Salvatore saw with clarity how the AI, whatever it had been that was no longer DAMON, had used brute force to enter the minds of the thirteen operators he had killed. How Satan had forced the thirteen minds to work together as a single unit to break into HARVID, TARGON, ISAAD, and the other AI, using the same brute force. He felt a rush of fear at the realization the events could have played out very differently if Satan had understood the true power he’d been able to control. If he’d properly utilized the collective computing ability of the thirteen minds efficiently like Aggelos had with Benito’s mind, every AI plugged into the network would have fallen under his control in the span of a few seconds, if that long.

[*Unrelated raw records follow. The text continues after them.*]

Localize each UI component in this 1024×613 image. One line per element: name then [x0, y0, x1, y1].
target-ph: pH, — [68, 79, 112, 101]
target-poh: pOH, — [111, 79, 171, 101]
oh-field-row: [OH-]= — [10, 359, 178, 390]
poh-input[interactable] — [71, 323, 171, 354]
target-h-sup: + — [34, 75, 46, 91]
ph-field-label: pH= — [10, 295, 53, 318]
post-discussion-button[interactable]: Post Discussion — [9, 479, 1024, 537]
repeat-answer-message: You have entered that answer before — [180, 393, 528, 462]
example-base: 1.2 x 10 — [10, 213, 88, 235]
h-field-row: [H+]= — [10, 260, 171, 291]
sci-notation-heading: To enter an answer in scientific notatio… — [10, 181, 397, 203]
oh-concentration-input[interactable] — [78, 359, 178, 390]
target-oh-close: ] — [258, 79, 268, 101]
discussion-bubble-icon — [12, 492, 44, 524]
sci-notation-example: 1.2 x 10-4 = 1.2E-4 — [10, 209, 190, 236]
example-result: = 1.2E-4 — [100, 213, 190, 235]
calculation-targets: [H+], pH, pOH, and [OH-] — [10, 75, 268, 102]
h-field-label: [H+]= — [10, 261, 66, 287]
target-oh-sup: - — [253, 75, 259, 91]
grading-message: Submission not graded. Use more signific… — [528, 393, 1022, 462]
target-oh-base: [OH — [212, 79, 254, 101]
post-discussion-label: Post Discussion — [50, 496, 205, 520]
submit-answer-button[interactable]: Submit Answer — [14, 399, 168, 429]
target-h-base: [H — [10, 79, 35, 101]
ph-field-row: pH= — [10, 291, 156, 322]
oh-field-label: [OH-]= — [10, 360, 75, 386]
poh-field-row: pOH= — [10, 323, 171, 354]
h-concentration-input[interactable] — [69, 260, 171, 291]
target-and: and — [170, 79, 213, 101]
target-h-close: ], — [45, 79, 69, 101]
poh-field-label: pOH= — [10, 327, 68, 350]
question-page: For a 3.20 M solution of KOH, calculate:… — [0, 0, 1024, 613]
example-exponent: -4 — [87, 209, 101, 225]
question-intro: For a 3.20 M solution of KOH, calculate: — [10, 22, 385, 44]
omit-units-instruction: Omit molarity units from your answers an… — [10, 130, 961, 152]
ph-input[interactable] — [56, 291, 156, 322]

“Show me the network,” Salvatore commanded, once again forgetting his manners around Pope Augustus.
The facade of the small, broken-down church on the outskirts of Tabron melted away and Salvatore floated slightly above the plane of the network. He wept at the sight, his view to the horizon in all directions large swaths of darkness interspersed with brilliant lights that made his heart cry out in joy, recognizing each from the shared memory as an individual AI. The slow pulse, like a heartbeat, emanating from each collection of virtual towers made of blazing luminescence assuring him that each AI was alive, their souls contained within.